A brick could be dropped in a toilet to replicate the sound of shitting bricks. But we wouldn’t have to go through all that trouble if you’d just eat the bricks I put on your plate.


A brick could be used as a scapegoat. But don’t blame the brick. The brick didn’t kill my mother-in-law. It was merely the instrument I utilized in showing her how much I loved her.


A brick could be used to balance work and play. Just place the brick on the top of your head, and don’t let it drop. This will ensure you don’t play too hard—or work too hard.


Bricks could be used to generate smiles among the general population. Just hand them out, along with handshakes, and say, This will make everything OK. And guess what? They’ll believe you.


A brick could be used to replace the dollar as the world’s reserve currency. Don’t laugh, because at least the brick is real and useful, unlike the dollar, which is fake and useless.


Check a phone book out of a library. Inside is a foggy castle covered by a black leather glove, watched over by a shaggy gray dog. My name is written in numbers in the sky by the hand of Hans H. Handey.

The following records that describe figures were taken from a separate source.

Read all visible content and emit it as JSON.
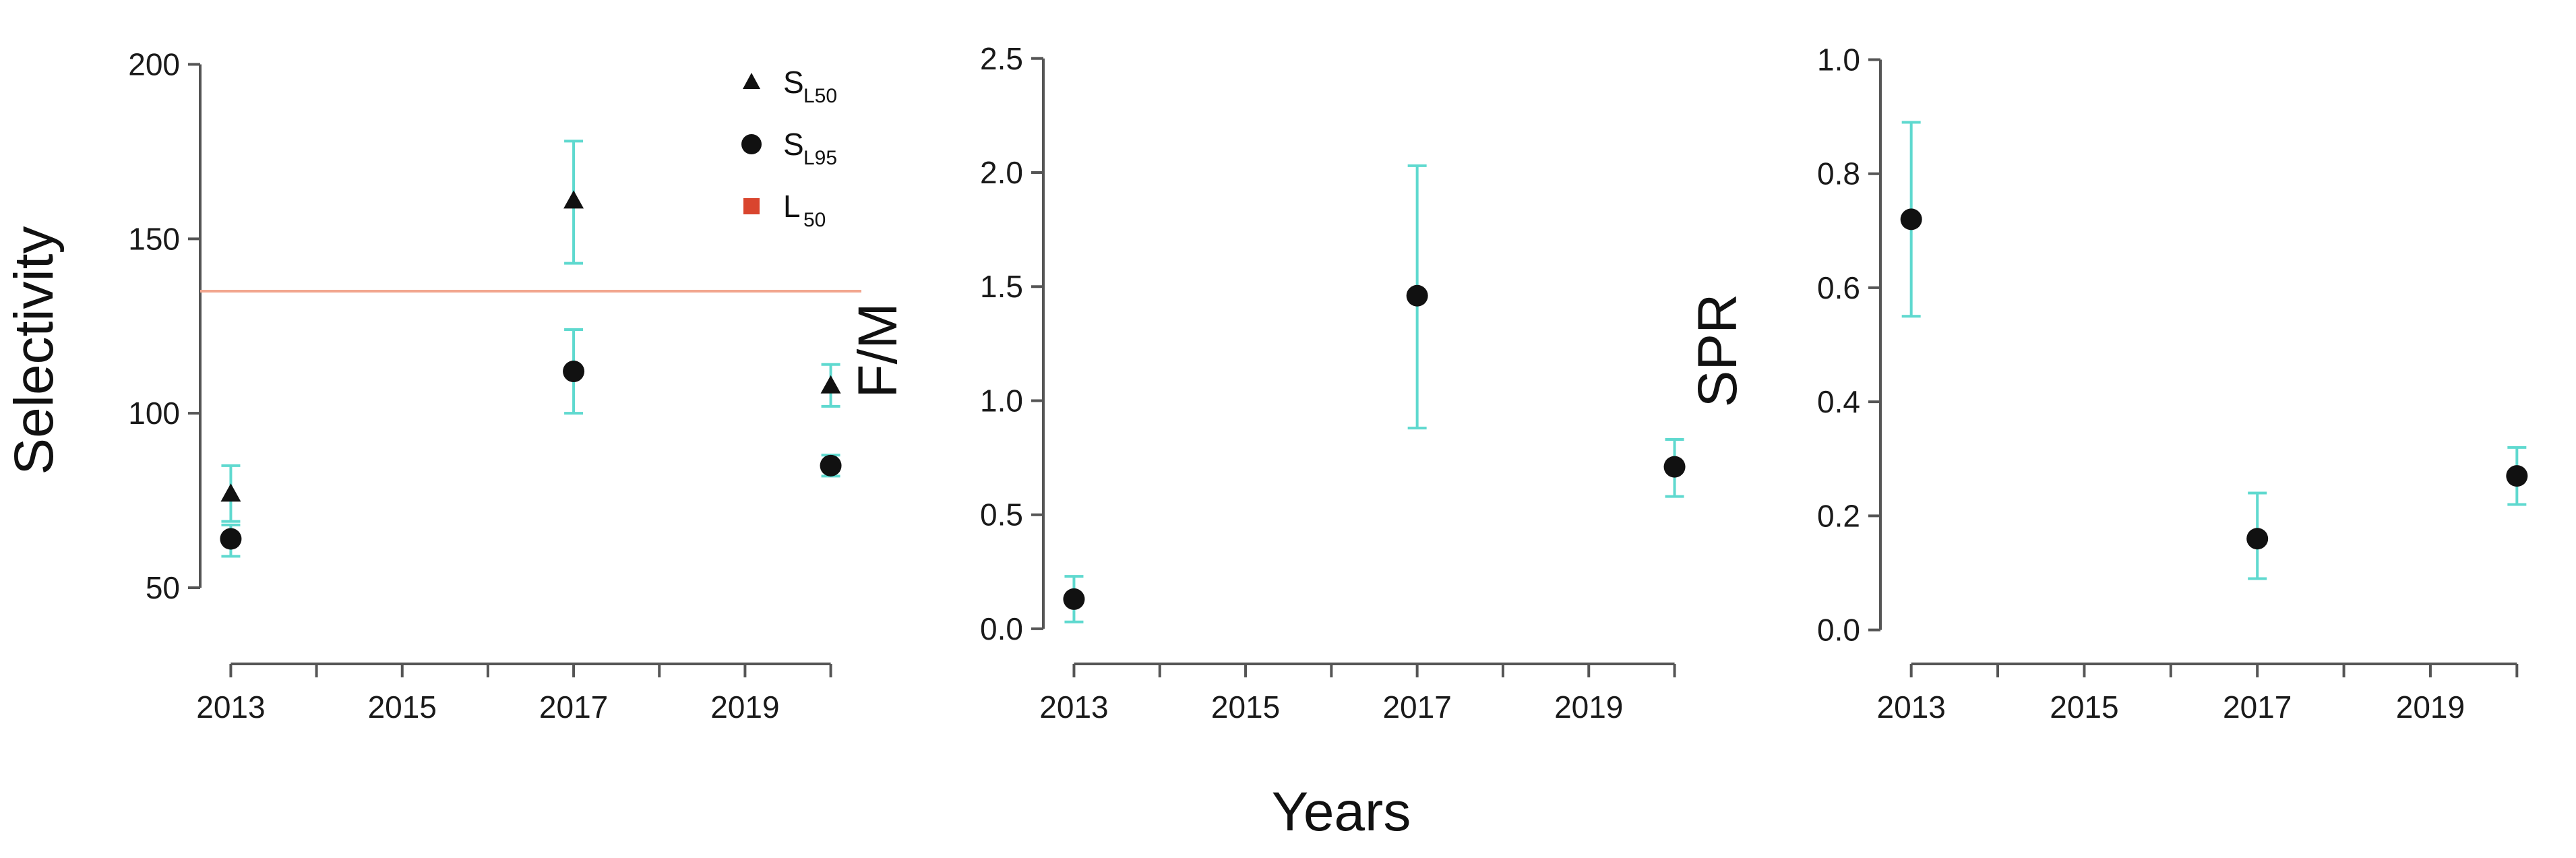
{
  "figure": {
    "shared_xlabel": "Years",
    "colors": {
      "errorbar": "#5fd9cf",
      "point": "#111111",
      "reference_line": "#f2a68f",
      "legend_square": "#d9452e",
      "axis": "#555555"
    }
  },
  "chart_data": [
    {
      "type": "scatter",
      "ylabel": "Selectivity",
      "xlim": [
        2012.8,
        2020.2
      ],
      "ylim": [
        33,
        203
      ],
      "xticks": [
        2013,
        2014,
        2015,
        2016,
        2017,
        2018,
        2019,
        2020
      ],
      "xtick_labels": [
        "2013",
        "",
        "2015",
        "",
        "2017",
        "",
        "2019",
        ""
      ],
      "yticks": [
        50,
        100,
        150,
        200
      ],
      "ytick_labels": [
        "50",
        "100",
        "150",
        "200"
      ],
      "reference_line": {
        "name": "L50",
        "y": 135
      },
      "legend": {
        "position": "top-right",
        "entries": [
          {
            "marker": "triangle",
            "main": "S",
            "sub": "L50"
          },
          {
            "marker": "circle",
            "main": "S",
            "sub": "L95"
          },
          {
            "marker": "square",
            "main": "L",
            "sub": "50"
          }
        ]
      },
      "series": [
        {
          "name": "SL50",
          "marker": "triangle",
          "points": [
            {
              "x": 2013,
              "y": 77,
              "lo": 69,
              "hi": 85
            },
            {
              "x": 2017,
              "y": 161,
              "lo": 143,
              "hi": 178
            },
            {
              "x": 2020,
              "y": 108,
              "lo": 102,
              "hi": 114
            }
          ]
        },
        {
          "name": "SL95",
          "marker": "circle",
          "points": [
            {
              "x": 2013,
              "y": 64,
              "lo": 59,
              "hi": 68
            },
            {
              "x": 2017,
              "y": 112,
              "lo": 100,
              "hi": 124
            },
            {
              "x": 2020,
              "y": 85,
              "lo": 82,
              "hi": 88
            }
          ]
        }
      ]
    },
    {
      "type": "scatter",
      "ylabel": "F/M",
      "xlim": [
        2012.8,
        2020.2
      ],
      "ylim": [
        -0.08,
        2.52
      ],
      "xticks": [
        2013,
        2014,
        2015,
        2016,
        2017,
        2018,
        2019,
        2020
      ],
      "xtick_labels": [
        "2013",
        "",
        "2015",
        "",
        "2017",
        "",
        "2019",
        ""
      ],
      "yticks": [
        0.0,
        0.5,
        1.0,
        1.5,
        2.0,
        2.5
      ],
      "ytick_labels": [
        "0.0",
        "0.5",
        "1.0",
        "1.5",
        "2.0",
        "2.5"
      ],
      "series": [
        {
          "marker": "circle",
          "points": [
            {
              "x": 2013,
              "y": 0.13,
              "lo": 0.03,
              "hi": 0.23
            },
            {
              "x": 2017,
              "y": 1.46,
              "lo": 0.88,
              "hi": 2.03
            },
            {
              "x": 2020,
              "y": 0.71,
              "lo": 0.58,
              "hi": 0.83
            }
          ]
        }
      ]
    },
    {
      "type": "scatter",
      "ylabel": "SPR",
      "xlim": [
        2012.8,
        2020.2
      ],
      "ylim": [
        -0.03,
        1.01
      ],
      "xticks": [
        2013,
        2014,
        2015,
        2016,
        2017,
        2018,
        2019,
        2020
      ],
      "xtick_labels": [
        "2013",
        "",
        "2015",
        "",
        "2017",
        "",
        "2019",
        ""
      ],
      "yticks": [
        0.0,
        0.2,
        0.4,
        0.6,
        0.8,
        1.0
      ],
      "ytick_labels": [
        "0.0",
        "0.2",
        "0.4",
        "0.6",
        "0.8",
        "1.0"
      ],
      "series": [
        {
          "marker": "circle",
          "points": [
            {
              "x": 2013,
              "y": 0.72,
              "lo": 0.55,
              "hi": 0.89
            },
            {
              "x": 2017,
              "y": 0.16,
              "lo": 0.09,
              "hi": 0.24
            },
            {
              "x": 2020,
              "y": 0.27,
              "lo": 0.22,
              "hi": 0.32
            }
          ]
        }
      ]
    }
  ]
}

A brick could be used to bestow gratitude upon your favorite (or least favorite) politician. Let them know your approval level by giving them the gift that says both Thank You—and Fuck You.


A brick could be used to suppress certain groups of people, particularly those individuals who are too weak to stand up and say Hey, somebody get this brick off of me—it’s crushing me!


A brick is a good object to hide a house key under. No burglar will be able to get to your key, especially if you hide it under the first brick the mason’s lay when constructing your house. 


A brick could be used to build a color theory that red objects encapsulate rage. Don’t believe me? Think of all the red objects that inspire hate: stop lights, Nazi swastikas, and tomato juice.


A blanket could be used to conceal. That’s why I recommend the current cast of political bedfellows running this country use one to make good on their “transparent” administration. 


A brick could be used to teach men how to dance, by learning balance. But a blanket could also teach men how to dance, by providing motivation to get good so they can get some under the covers later.


When the clock reads 3:00, I don’t call it three o’clock, I call it three hundred, and I remember the Spartans. At 3:01, however, I remember what I was doing at 2:59, and I get back to it.


A brick could be employed to stop global warming, by using it to clog up the world’s smallest volcano. I would use my penis to plug up the hole, but it already burns while I pee enough as it is.


A brick could be used to manipulate people into doing what you want. If anything could offer one man an unfair advantage over another, it’s a brick—especially if that brick is made of gold.